Cependant, il ne quitta pas immédiatement ses parents. L’hiver était bien installé, et les routes n’étaient pas praticables. Nyx avertit son maître avec un sort de communication mentale dont les émanations lui donnèrent un bon mal de crâne, mais Calaster était ravi de l’accueillir au printemps prochain. Celui-ci se morfondait seul dans sa tour. Contrairement à la plupart des magiciens, il aimait la compagnie et préférait enseigner plutôt que de passer ses belles années le nez dans des grimoires poussiéreux à la recherche d’un quelconque sortilège antique.
Nyx rassura Durlip sur son maître en lui expliquant qu’il n’avait rien des stéréotypes des magiciens. De nature joyeuse, le mage Calaster était un maître patient et passionné qui aimait la magie pour elle-même, sans pour autant rechercher le pouvoir. Il préférait ce qu’il appelait la “belle magie”, celle qui devient utile pour les autres et qui crée plutôt que celle qui détruit.
Le portrait de son futur précepteur rassura un peu plus le jeune garçon, qui se résolut à donner le meilleur de lui-même dans ses études afin de rendre son apprentissage le plus court possible.
Les adieux entre Durlip et ses parents furent déchirants. Les larmes inondaient les visages de tous les membres de la famille. Durlip se serra contre ses parents, les serrant aussi fort qu’il le pouvait. Les mots étaient superflus dans ce moment de déchirement, mais les regards remplis d’amour et de fierté suffisaient à transmettre tout ce qu’ils ressentaient.
Son père, les yeux embués de larmes, lui offrit une ceinture spéciale munie de nombreuses poches. C’était un cadeau précieux pour un apprenti magicien, car il lui permettrait de stocker soigneusement ses composants magiques et ses parchemins. Chaque poche avait été conçue avec minutie pour faciliter l’accès aux différents objets nécessaires à la pratique de la magie. Durlip sentit la chaleur de l’amour paternel dans ce geste attentionné.
Sa mère, le visage teinté de tristesse mêlée d’espoir, lui remit un livre ancien légué par sa grand-mère. Le livre était mystérieux, ses pages remplies de symboles et de runes indéchiffrables. Personne ne savait pourquoi ce livre avait été transmis de génération en génération, ni ce qu’il contenait réellement. Pourtant, il représentait un lien profond avec les ancêtres de Durlip et la magie qui coulait dans ses veines. Sa mère lui expliqua l’importance de cette relique familiale, même si son contenu restait un mystère. Elle lui fit promettre de le conserver précieusement et d’essayer de percer son secret au fil de son propre parcours magique.

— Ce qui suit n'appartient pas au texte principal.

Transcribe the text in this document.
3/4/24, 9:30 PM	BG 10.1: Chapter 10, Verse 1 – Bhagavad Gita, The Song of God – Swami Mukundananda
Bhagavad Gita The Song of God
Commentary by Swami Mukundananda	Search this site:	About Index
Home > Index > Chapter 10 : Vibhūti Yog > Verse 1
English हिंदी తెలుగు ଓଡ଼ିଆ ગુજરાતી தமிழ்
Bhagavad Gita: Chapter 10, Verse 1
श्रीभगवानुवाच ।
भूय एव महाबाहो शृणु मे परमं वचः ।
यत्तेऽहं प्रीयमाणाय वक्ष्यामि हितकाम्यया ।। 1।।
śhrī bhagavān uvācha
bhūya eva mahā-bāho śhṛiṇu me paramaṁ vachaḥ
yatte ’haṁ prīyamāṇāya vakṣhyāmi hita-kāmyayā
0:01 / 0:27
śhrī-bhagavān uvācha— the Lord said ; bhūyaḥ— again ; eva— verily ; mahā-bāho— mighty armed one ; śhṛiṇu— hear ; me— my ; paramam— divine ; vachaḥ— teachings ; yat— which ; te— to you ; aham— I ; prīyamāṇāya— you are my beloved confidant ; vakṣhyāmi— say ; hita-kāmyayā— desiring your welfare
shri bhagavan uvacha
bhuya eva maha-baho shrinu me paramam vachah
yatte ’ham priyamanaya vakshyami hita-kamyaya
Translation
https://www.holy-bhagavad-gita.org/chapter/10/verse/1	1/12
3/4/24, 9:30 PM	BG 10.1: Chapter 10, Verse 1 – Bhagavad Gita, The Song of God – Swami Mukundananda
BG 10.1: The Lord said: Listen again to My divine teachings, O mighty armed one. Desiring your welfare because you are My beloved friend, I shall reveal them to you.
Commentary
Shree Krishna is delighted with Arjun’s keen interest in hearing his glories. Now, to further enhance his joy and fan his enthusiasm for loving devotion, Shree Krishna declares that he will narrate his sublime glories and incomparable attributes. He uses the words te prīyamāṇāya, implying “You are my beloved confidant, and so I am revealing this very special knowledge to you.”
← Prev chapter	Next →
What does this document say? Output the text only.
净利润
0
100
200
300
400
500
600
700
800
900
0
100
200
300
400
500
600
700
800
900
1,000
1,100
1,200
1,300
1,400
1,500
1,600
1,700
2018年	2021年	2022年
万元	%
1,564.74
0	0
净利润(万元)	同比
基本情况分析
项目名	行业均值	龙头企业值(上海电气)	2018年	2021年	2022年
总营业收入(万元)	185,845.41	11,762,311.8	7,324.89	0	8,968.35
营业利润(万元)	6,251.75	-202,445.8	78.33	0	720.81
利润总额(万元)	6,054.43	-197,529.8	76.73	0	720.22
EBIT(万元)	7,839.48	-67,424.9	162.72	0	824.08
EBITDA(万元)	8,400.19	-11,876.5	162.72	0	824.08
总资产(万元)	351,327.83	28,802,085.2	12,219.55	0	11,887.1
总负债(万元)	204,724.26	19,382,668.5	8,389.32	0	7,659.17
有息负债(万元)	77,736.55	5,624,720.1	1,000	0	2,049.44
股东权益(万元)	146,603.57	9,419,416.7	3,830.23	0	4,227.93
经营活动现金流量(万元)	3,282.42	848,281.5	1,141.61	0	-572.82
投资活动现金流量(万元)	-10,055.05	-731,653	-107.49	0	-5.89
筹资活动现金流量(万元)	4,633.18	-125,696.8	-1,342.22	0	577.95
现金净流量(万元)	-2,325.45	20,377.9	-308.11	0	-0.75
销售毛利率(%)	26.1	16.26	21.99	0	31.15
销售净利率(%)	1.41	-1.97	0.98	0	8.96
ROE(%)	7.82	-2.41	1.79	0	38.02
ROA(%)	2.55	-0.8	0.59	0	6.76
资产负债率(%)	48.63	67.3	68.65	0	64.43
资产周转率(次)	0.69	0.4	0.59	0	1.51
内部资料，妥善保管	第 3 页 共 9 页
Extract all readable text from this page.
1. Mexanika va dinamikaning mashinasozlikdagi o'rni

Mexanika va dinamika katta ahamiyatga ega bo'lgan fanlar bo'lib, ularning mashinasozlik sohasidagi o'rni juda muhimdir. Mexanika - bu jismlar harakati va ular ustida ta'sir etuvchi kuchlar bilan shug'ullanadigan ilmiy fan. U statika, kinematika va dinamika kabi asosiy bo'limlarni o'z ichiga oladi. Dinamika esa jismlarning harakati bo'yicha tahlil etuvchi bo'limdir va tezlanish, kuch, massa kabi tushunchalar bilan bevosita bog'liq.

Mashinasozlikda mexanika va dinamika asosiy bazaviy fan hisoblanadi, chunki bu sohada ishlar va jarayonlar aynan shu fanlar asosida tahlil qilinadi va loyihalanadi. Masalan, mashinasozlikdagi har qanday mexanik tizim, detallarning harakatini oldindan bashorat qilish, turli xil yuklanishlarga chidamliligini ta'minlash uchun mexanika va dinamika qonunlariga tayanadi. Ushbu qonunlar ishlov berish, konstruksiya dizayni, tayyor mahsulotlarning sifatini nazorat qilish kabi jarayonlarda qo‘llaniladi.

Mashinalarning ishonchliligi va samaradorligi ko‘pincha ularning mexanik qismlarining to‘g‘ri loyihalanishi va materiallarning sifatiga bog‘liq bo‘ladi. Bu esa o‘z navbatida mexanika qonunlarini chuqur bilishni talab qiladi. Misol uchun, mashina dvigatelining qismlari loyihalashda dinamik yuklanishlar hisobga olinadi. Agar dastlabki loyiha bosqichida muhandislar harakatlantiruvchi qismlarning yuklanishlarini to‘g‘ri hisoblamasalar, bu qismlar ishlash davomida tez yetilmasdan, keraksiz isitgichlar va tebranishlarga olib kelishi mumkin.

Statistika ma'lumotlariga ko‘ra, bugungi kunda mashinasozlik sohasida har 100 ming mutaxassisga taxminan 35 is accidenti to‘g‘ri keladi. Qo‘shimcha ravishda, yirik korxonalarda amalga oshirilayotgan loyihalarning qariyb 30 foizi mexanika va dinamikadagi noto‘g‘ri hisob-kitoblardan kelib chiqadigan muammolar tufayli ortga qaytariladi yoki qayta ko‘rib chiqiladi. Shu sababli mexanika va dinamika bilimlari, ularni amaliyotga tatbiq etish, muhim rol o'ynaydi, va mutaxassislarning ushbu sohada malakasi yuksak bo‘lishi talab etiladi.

Le jour du départ arriva enfin. Durlip prit place dans une calèche inconfortable qui allait l’emmener jusqu’à la tour du magicien Calaster. Les cinq jours de voyage s’annonçaient longs et éprouvants. La calèche grinçait et secouait violemment à chaque cahot du chemin accidenté. Les secousses incessantes rendaient difficile le sommeil, et chaque nuit, Durlip se réveillait avec des courbatures et des muscles endoloris.
La nourriture était modeste et les conditions de voyage rudimentaires. Les routes étaient souvent boueuses et glissantes, ce qui ralentissait le convoi. La calèche était également surchargée avec les affaires de Durlip, les bagages étant empilés dans un espace exigu. Malgré ces inconforts, Durlip gardait en tête la vision de sa future vie d’apprenti magicien, ce qui lui donnait la force de persévérer.
Finalement, après cinq jours interminables, la calèche arriva à destination. Durlip descendit de la calèche, sentant ses jambes flageoler après le voyage épuisant. Devant lui se dressait la majestueuse tour du magicien Calaster. C’était un bâtiment imposant, aux pierres grises et orné de symboles magiques. Durlip sentit à la fois une pointe d’excitation et une certaine appréhension à l’idée de commencer sa formation sous la tutelle de ce célèbre mage.
Il prit une profonde inspiration, resserra sa prise sur la ceinture offerte par son père et tint fermement le mystérieux livre de sa grand-mère. Le voyage avait été éprouvant, mais il était prêt à affronter les défis qui l’attendaient. Durlip gravit les marches de la tour avec détermination, prêt à entamer son apprentissage et à percer les secrets de la magie.